Biodistribution and Dosimetry of F-Meta-Fluorobenzylguanidine: A First-in-Human PET/CT Imaging Study of Patients with Neuroendocrine Malignancies.

I-meta-iodobenzylguanidine (I-MIBG) imaging is currently a mainstay in the evaluation of many neuroendocrine tumors, especially neuroblastoma. I-MIBG imaging has several limitations that can be overcome by the use of a PET agent. F-meta-fluorobenzylguanidine (F-MFBG) is a PET analog of MIBG that may allow for single-day, high-resolution quantitative imaging. We conducted a first-in-human study of F-MFBG PET imaging to evaluate the safety, feasibility, pharmacokinetics, and dosimetry of F-MFBG in neuroendocrine tumors (NETs). Ten patients (5 with neuroblastoma and 5 with paraganglioma/pheochromocytoma) received 148-444 MBq (4-12mCi) of F-MFBG intravenously followed by serial whole-body imaging at 0.5-1, 1-2, and 3-4 after injection. Serial blood samples (a total of 6) were also obtained starting at 5 min after injection to as late as 4 h after injection; whole-body distribution and blood clearance data, lesion uptake, and normal-tissue uptake were determined, and radiation-absorbed doses to normal organs were calculated using OLINDA. No side effects were seen in any patient after F-MFBG injection. Tracer distribution showed prominent activity in the blood pool, liver, and salivary glands that decreased with time. Mild uptake was seen in the kidneys and spleen, which also decreased with time.
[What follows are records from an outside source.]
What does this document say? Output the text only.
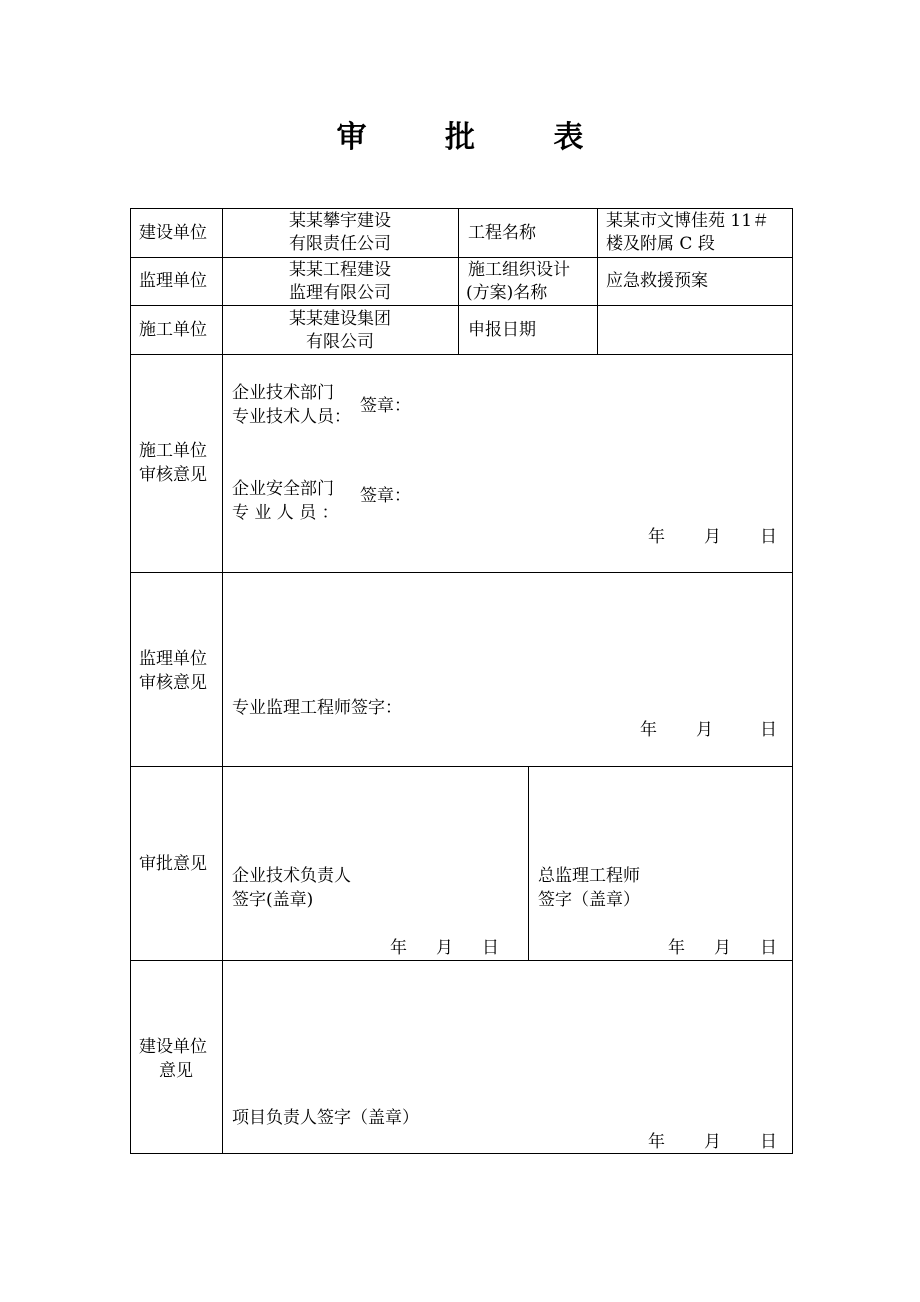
审 批 表
建设单位
某某攀宇建设
有限责任公司
工程名称
某某市文博佳苑 11＃
楼及附属 C 段
监理单位
某某工程建设
监理有限公司
施工组织设计
(方案)名称
应急救援预案
施工单位
某某建设集团
有限公司
申报日期
施工单位
审核意见
企业技术部门
专业技术人员：
签章：
企业安全部门
专 业 人 员 ：
签章：
年 月 日
监理单位
审核意见
专业监理工程师签字：
年 月	日
审批意见
企业技术负责人
签字(盖章)
年 月 日
总监理工程师
签字（盖章）
年 月 日
建设单位
意见
项目负责人签字（盖章）
年 月 日
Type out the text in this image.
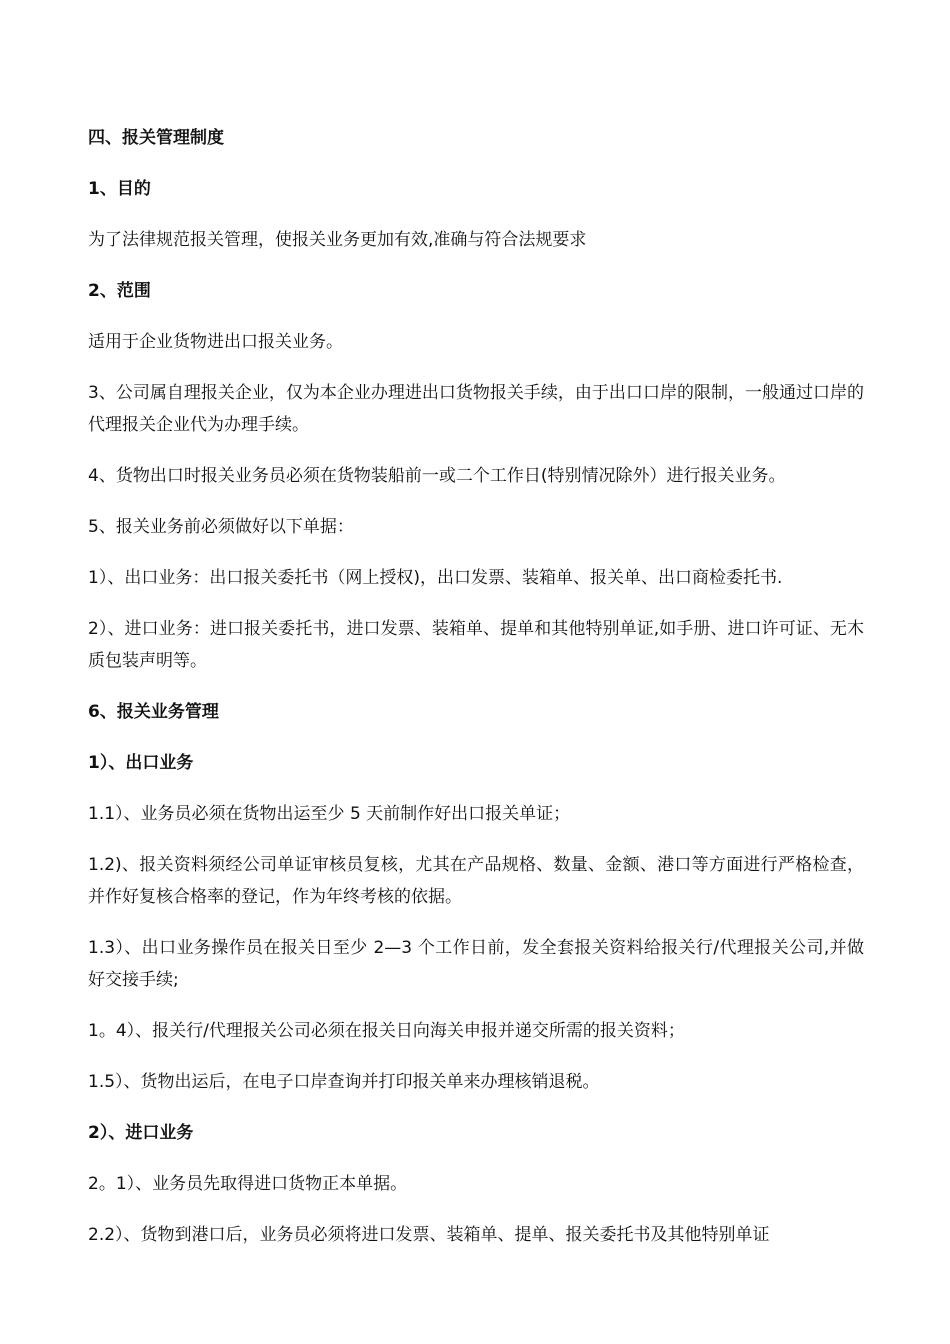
四、报关管理制度

1、目的

为了法律规范报关管理，使报关业务更加有效,准确与符合法规要求

2、范围

适用于企业货物进出口报关业务。

3、公司属自理报关企业，仅为本企业办理进出口货物报关手续，由于出口口岸的限制，一般通过口岸的代理报关企业代为办理手续。

4、货物出口时报关业务员必须在货物装船前一或二个工作日(特别情况除外）进行报关业务。

5、报关业务前必须做好以下单据：

1）、出口业务：出口报关委托书（网上授权)，出口发票、装箱单、报关单、出口商检委托书.

2）、进口业务：进口报关委托书，进口发票、装箱单、提单和其他特别单证,如手册、进口许可证、无木质包装声明等。

6、报关业务管理

1）、出口业务

1.1）、业务员必须在货物出运至少 5 天前制作好出口报关单证；

1.2)、报关资料须经公司单证审核员复核，尤其在产品规格、数量、金额、港口等方面进行严格检查，并作好复核合格率的登记，作为年终考核的依据。

1.3）、出口业务操作员在报关日至少 2—3 个工作日前，发全套报关资料给报关行/代理报关公司,并做好交接手续;

1。4）、报关行/代理报关公司必须在报关日向海关申报并递交所需的报关资料；

1.5）、货物出运后，在电子口岸查询并打印报关单来办理核销退税。

2）、进口业务

2。1）、业务员先取得进口货物正本单据。

2.2）、货物到港口后，业务员必须将进口发票、装箱单、提单、报关委托书及其他特别单证
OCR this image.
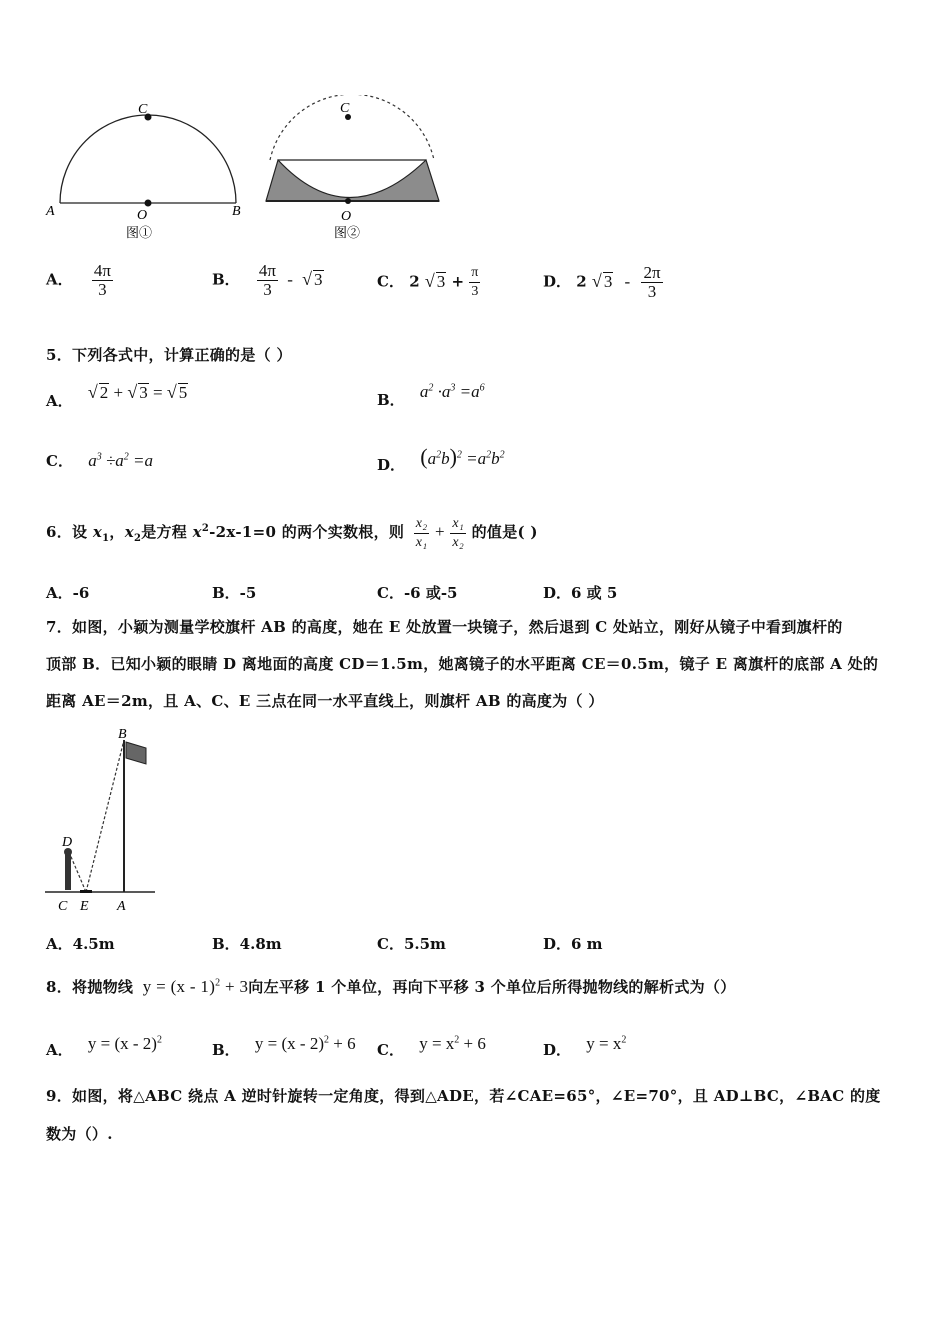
C
A	O	B
图①
C
O
图②
A． $\frac{4\pi}{3}$	B． $\frac{4\pi}{3}$ - √ 3	C． 2 √ $3 + \frac{\pi}{3}$	D． 2 √ $3 - \frac{2\pi}{3}$
5．下列各式中，计算正确的是（ ）
A． √ 2 + √ 3 = √ 5	B． $a^2 \cdot a^3 =a^6$
C． $a^3 \div a^2 =a$	D． $(a^2b)^2 =a^2b^2$
6．设 $x_1$，$x_2$是方程 $x^2-2x-1=0$ 的两个实数根，则 $\frac{\text{x₂}}{\text{x₁}} + \frac{\text{x₁}}{\text{x₂}}$ 的值是( )
A．-6	B．-5	C．-6 或-5	D．6 或 5
7．如图，小颖为测量学校旗杆 AB 的高度，她在 E 处放置一块镜子，然后退到 C 处站立，刚好从镜子中看到旗杆的
顶部 B．已知小颖的眼睛 D 离地面的高度 CD＝1.5m，她离镜子的水平距离 CE＝0.5m，镜子 E 离旗杆的底部 A 处的
距离 AE＝2m，且 A、C、E 三点在同一水平直线上，则旗杆 AB 的高度为（ ）
B
D
C E A
A．4.5m	B．4.8m	C．5.5m	D．6 m
8．将抛物线 y = (x - 1)$^2$ + 3向左平移 1 个单位，再向下平移 3 个单位后所得抛物线的解析式为（）
A． y = (x - 2)$^2$
B． y = (x - 2)$^2$ + 6 C． $y = x^2 + 6$	D． $y = x^2$
9．如图，将△ABC 绕点 A 逆时针旋转一定角度，得到△ADE，若∠CAE=65°，∠E=70°，且 AD⊥BC，∠BAC 的度
数为（）.
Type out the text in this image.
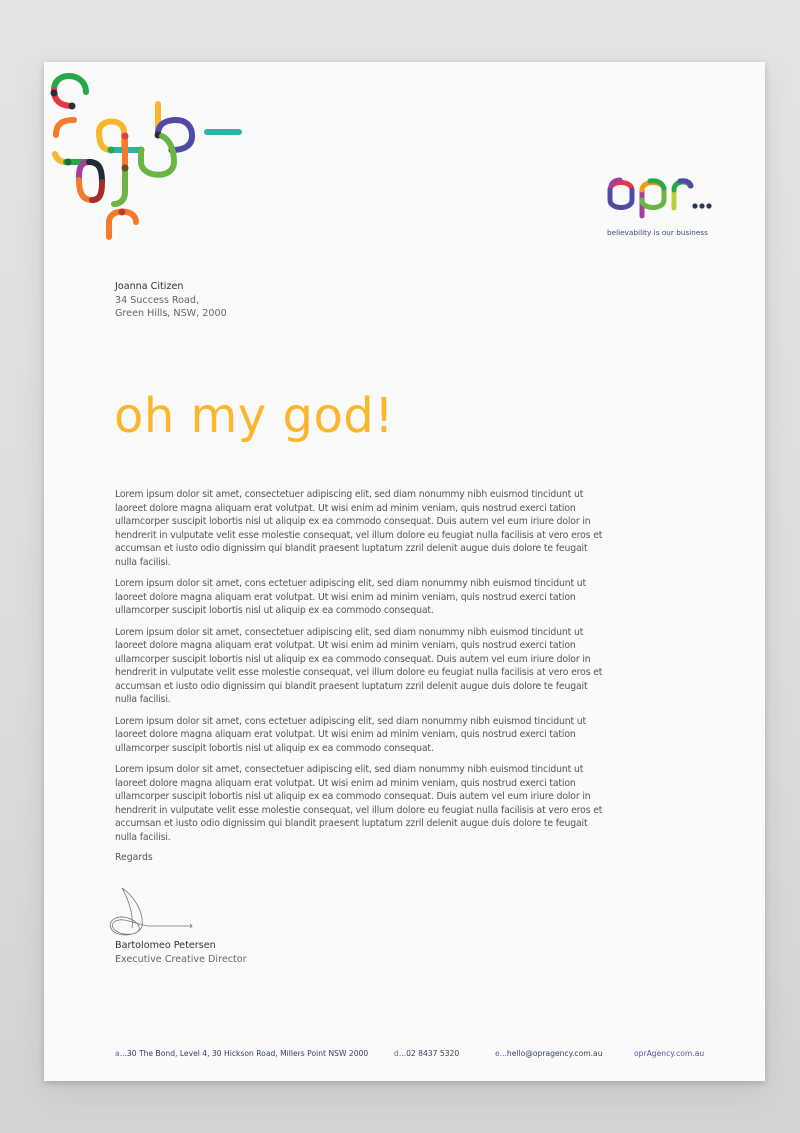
believability is our business
Joanna Citizen
34 Success Road,
Green Hills, NSW, 2000
oh my god!

Lorem ipsum dolor sit amet, consectetuer adipiscing elit, sed diam nonummy nibh euismod tincidunt ut laoreet dolore magna aliquam erat volutpat. Ut wisi enim ad minim veniam, quis nostrud exerci tation ullamcorper suscipit lobortis nisl ut aliquip ex ea commodo consequat. Duis autem vel eum iriure dolor in hendrerit in vulputate velit esse molestie consequat, vel illum dolore eu feugiat nulla facilisis at vero eros et accumsan et iusto odio dignissim qui blandit praesent luptatum zzril delenit augue duis dolore te feugait nulla facilisi.

Lorem ipsum dolor sit amet, cons ectetuer adipiscing elit, sed diam nonummy nibh euismod tincidunt ut laoreet dolore magna aliquam erat volutpat. Ut wisi enim ad minim veniam, quis nostrud exerci tation ullamcorper suscipit lobortis nisl ut aliquip ex ea commodo consequat.

Lorem ipsum dolor sit amet, consectetuer adipiscing elit, sed diam nonummy nibh euismod tincidunt ut laoreet dolore magna aliquam erat volutpat. Ut wisi enim ad minim veniam, quis nostrud exerci tation ullamcorper suscipit lobortis nisl ut aliquip ex ea commodo consequat. Duis autem vel eum iriure dolor in hendrerit in vulputate velit esse molestie consequat, vel illum dolore eu feugiat nulla facilisis at vero eros et accumsan et iusto odio dignissim qui blandit praesent luptatum zzril delenit augue duis dolore te feugait nulla facilisi.

Lorem ipsum dolor sit amet, cons ectetuer adipiscing elit, sed diam nonummy nibh euismod tincidunt ut laoreet dolore magna aliquam erat volutpat. Ut wisi enim ad minim veniam, quis nostrud exerci tation ullamcorper suscipit lobortis nisl ut aliquip ex ea commodo consequat.

Lorem ipsum dolor sit amet, consectetuer adipiscing elit, sed diam nonummy nibh euismod tincidunt ut laoreet dolore magna aliquam erat volutpat. Ut wisi enim ad minim veniam, quis nostrud exerci tation ullamcorper suscipit lobortis nisl ut aliquip ex ea commodo consequat. Duis autem vel eum iriure dolor in hendrerit in vulputate velit esse molestie consequat, vel illum dolore eu feugiat nulla facilisis at vero eros et accumsan et iusto odio dignissim qui blandit praesent luptatum zzril delenit augue duis dolore te feugait nulla facilisi.

Regards
Bartolomeo Petersen
Executive Creative Director
a...30 The Bond, Level 4, 30 Hickson Road, Millers Point NSW 2000	d...02 8437 5320	e...hello@opragency.com.au	oprAgency.com.au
Urinary excretion was prominent, with an average of 45% of the administered activity in the bladder by 1 h after injection; whole-body clearance was monoexponential, with a mean biologic half-life of 1.95 h, whereas blood clearance was biexponential, with a mean biologic half-life of 0.3 h (58%) for the rapid α phase and 6.1 h (42%) for the slower β phase. The urinary bladder received the highest radiation dose with a mean absorbed dose of 0.186 ± 0.195 mGy/MBq. The mean total-body dose was 0.011 ± 0.011 mGy/MBq, and the effective dose was 0.023 ± 0.012 mSv/MBq. Both skeletal and soft-tissue lesions were visualized with high contrast. The SUVmax (mean ± SD ) of lesions at 1-2 h after injection was 8.6 ± 9.6. Preliminary data show that F-MFBG imaging is safe and has favorable biodistribution and kinetics with good targeting of lesions. PET imaging with F-MFBG allows for same-day imaging of NETs. F-MFBG appears highly promising for imaging of patients with NETs, especially children with neuroblastoma.